Heavy industries like automotive need roads and the sector will never be properly developed in Romania without a good infrastructure, Miruna Suciu, managing partner at Suciu Popa and Associates, said at BR’s Foreign Investors Summit.
“Automotive it is at the intersection of other very important sectors that don’t do well in Romania like infrastructure,” she pointed out.
“In heavy industries like automotive you need roads – and this sector will never be properly developed without infrastructure,” Miruna Suciu added.
She forecasts that the outlook on automotive in Romania looks good, because businesses have plans for the future, intend to stay and to develop, and want to bring people back.
“However, this sector has some particularities: depends a lot of infrastructure, mainly driven by the government, has to deal with climate change, new tech advancements, shared mobility. There is a huge technological challenge on them at the moment, across the world,” Miruna Suciu said.
Another key area that intersects with automotive is education and the lack of workforce, according to the managing partner.

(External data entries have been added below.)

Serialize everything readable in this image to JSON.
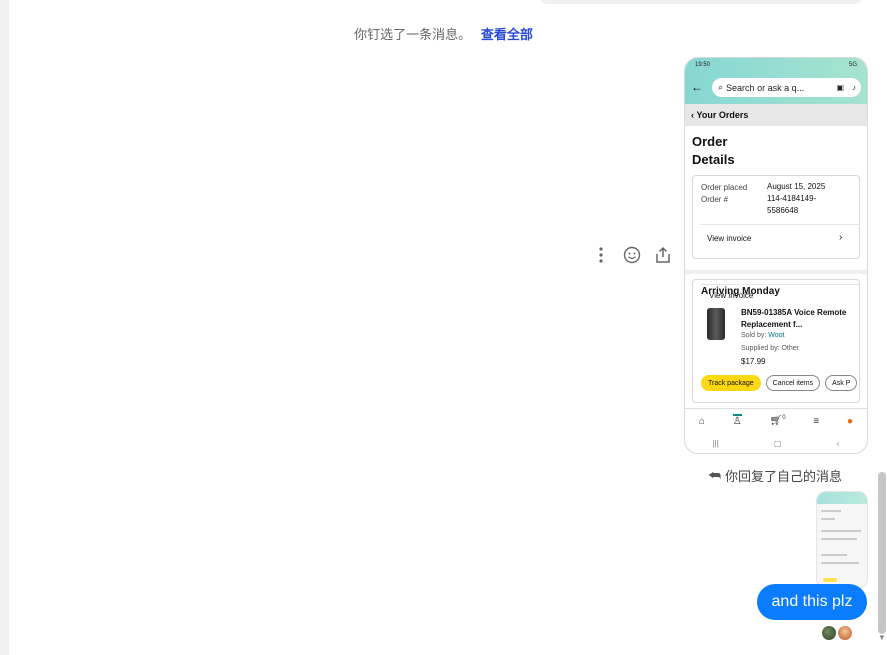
{
  "pinned_notice": {
    "text": "你钉选了一条消息。",
    "link": "查看全部"
  },
  "message_actions": [
    "more-options",
    "react",
    "share"
  ],
  "screenshot": {
    "status_time": "19:50",
    "status_right": "5G",
    "search_placeholder": "Search or ask a q...",
    "breadcrumb": "Your Orders",
    "page_title": "Order Details",
    "order_placed_label": "Order placed",
    "order_placed_value": "August 15, 2025",
    "order_number_label": "Order #",
    "order_number_value": "114-4184149-5586648",
    "view_invoice": "View invoice",
    "arriving": "Arriving Monday",
    "product_name": "BN59-01385A Voice Remote Replacement f...",
    "sold_by_label": "Sold by: ",
    "sold_by_value": "Woot",
    "supplied_by": "Supplied by: Other",
    "price": "$17.99",
    "buttons": [
      "Track package",
      "Cancel items",
      "Ask P"
    ],
    "cart_count": "0"
  },
  "reply_notice": "你回复了自己的消息",
  "message_bubble": "and this plz",
  "colors": {
    "bubble": "#0a7cff",
    "link": "#2a4bd8",
    "track_button": "#ffd814"
  }
}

She also underlined the importance of a good regulatory framework in Romania, as country is seen as dominated by instability and a general feeling of overnight changes.
In Romania, the automotive industry has already reached a “huge share” of 12-14 percent of GDP, much bigger than the share of the banking sector.

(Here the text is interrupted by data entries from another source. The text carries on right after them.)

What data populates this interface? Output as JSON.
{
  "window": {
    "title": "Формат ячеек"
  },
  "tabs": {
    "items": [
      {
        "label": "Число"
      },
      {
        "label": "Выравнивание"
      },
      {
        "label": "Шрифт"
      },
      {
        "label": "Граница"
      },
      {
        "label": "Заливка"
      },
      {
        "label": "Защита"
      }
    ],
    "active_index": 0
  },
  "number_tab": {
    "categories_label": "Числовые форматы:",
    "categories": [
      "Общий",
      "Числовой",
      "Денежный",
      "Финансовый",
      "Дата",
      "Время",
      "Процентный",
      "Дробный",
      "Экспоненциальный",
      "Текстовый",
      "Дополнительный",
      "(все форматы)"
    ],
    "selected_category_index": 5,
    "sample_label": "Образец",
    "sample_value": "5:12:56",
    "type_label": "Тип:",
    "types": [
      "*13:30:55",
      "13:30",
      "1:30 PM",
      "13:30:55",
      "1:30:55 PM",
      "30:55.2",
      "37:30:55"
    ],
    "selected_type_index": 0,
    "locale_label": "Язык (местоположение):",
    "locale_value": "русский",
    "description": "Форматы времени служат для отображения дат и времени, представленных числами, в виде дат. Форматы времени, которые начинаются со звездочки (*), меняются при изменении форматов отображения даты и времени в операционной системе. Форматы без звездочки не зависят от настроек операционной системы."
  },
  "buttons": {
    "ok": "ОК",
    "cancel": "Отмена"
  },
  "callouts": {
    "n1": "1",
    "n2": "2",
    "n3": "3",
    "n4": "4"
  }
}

Miruna Suciu also spoke about the workforce crisis and the possible solutions to ease it.
“We should change our mentality about this, we should do a lot more to bring people back, with opportunities, not just salaries, but also offering conditions, growth opportunities, quality of life, good homes,” she indicated.
People shouldn’t just return to Bucharest and to large cities. This depends on how other countries are doing economically but maybe with the help of healthy businesses these areas can do better and attract people,” Miruna Suciu added.